The Huskies kept surging to 10-point leads, and the Red Storm kept surging right back. But an Alex Karaban 3 before the shot clock expired and a Cam Spencer feed to Samson Johnson underneath made it UConn 69, St. John’s 56. The UConn crowd exploded. Timeout, Pitino.

Their deficit swelled to 14, but the Red Storm again fought back. Jordan Dingle drilled his second 3 of the half, and a 5-second inbound violation on UConn plus a Dingle drive cut it to 76-69. “Dee-fense,” the St. John’s crowd roared. “Dee-fense.”

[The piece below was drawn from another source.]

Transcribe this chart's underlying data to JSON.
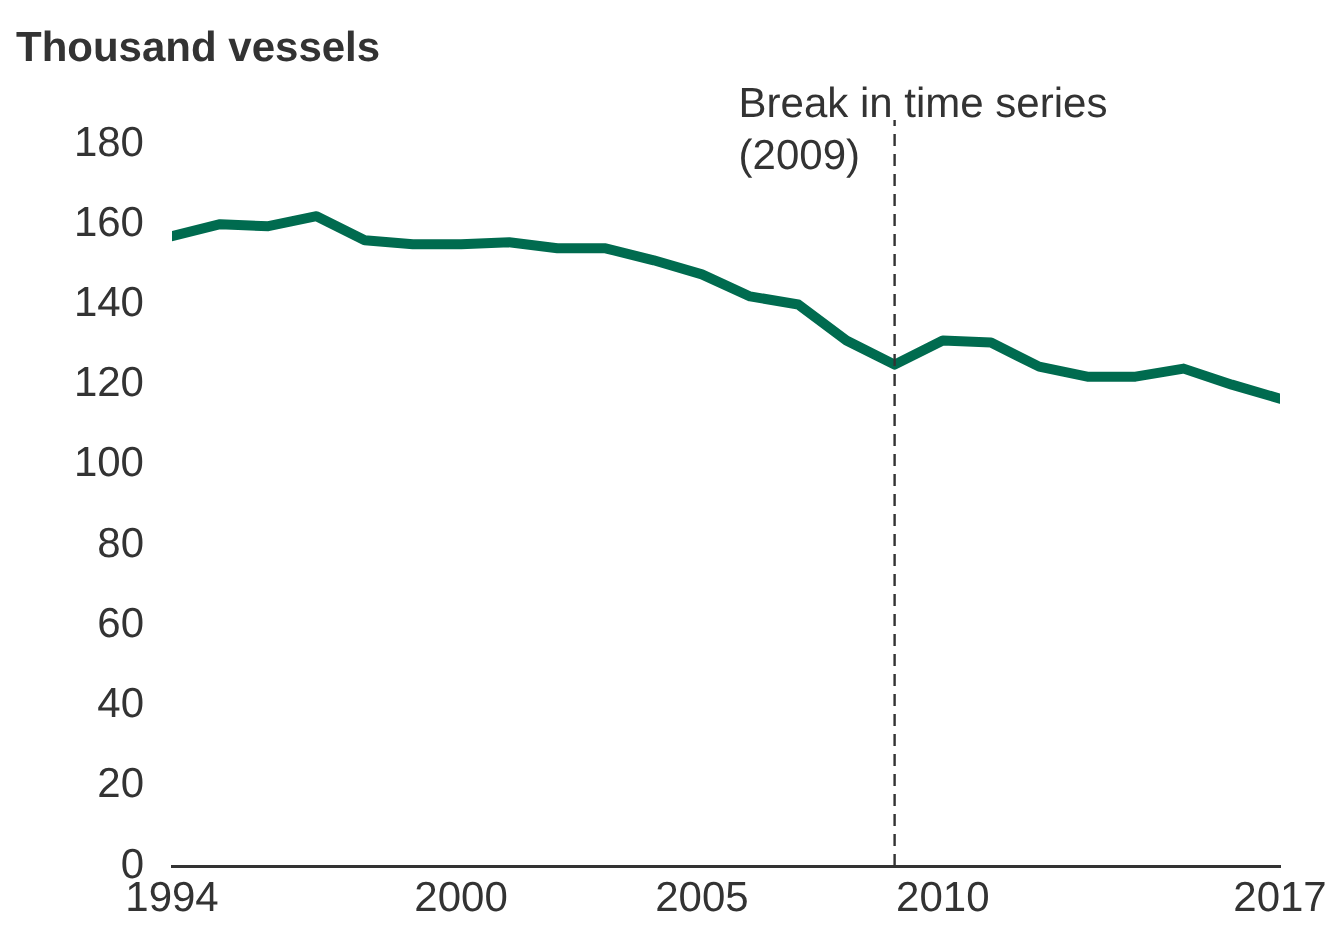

Red Storm guard Chris Ledlum drives to the basket during the second half. Charles Wenzelberg / New York Post

Dan Hurley was coaching Secretariats, and Pitino’s Red Storm refused to stop riding their gallant race.

St. John’s had no fear. Under Pitino now, St. John’s no longer hopes to win. Under Pitino now, St. John’s expects to win. Pitino lieutenant Daniss Jenkins threw the first punches — 14 of the Red Storm’s first 16 points. Hurley’s Huskies — namely Tristen Newton (20 first-half points) and Spencer — knew how to punch back with big man Donovan Clingan on the bench with two early fouls.

Connecticut Huskies head coach Dan Hurley. Robert Deutsch-USA TODAY Sports

Technicals were charged to both coaches a little more than midway through the half. What else would you expect in a lion’s den with a pair of lions stalking the sideline?

Clingan had collected his third foul 18 seconds into the second half, but St. John’s quiet big man Joel Soriano drew his third with 16:08 remaining.

Pitino has forever been a big-game coach. He lives for nights like these. You better believe he will get St. John’s more big-game players before they have to tear the Armani suit off him.

Hurley has built his program brick by relentless brick, and look at UConn now.

The transfer portal poses a clear and present danger to most coaches, but Pitino has all the street cred any master recruiter needs. No, Larry Bird or Kevin McHale or Robert Parish or even Billy Donovan aren’t walking through that door, but whomever walks in should believe he will walk out infinitely better.

Red Storm center Joel Soriano #11 along with guard Daniss Jenkins #5 and forward Glenn Taylor Jr. #35 react on the floor during the second half. Charles Wenzelberg / New York Post

You better get Rick Pitino now while you can.

When Pitino took Iona to the Dance in 2021 as a 15 seed, he said: “The best part about March Madness — I don’t care if you’re a 16 seed, or a 1-2 seed — but it’s the ability to dream,” Pitino said.

He has given St. John’s and the Red Storm fan base license to dream big. At last.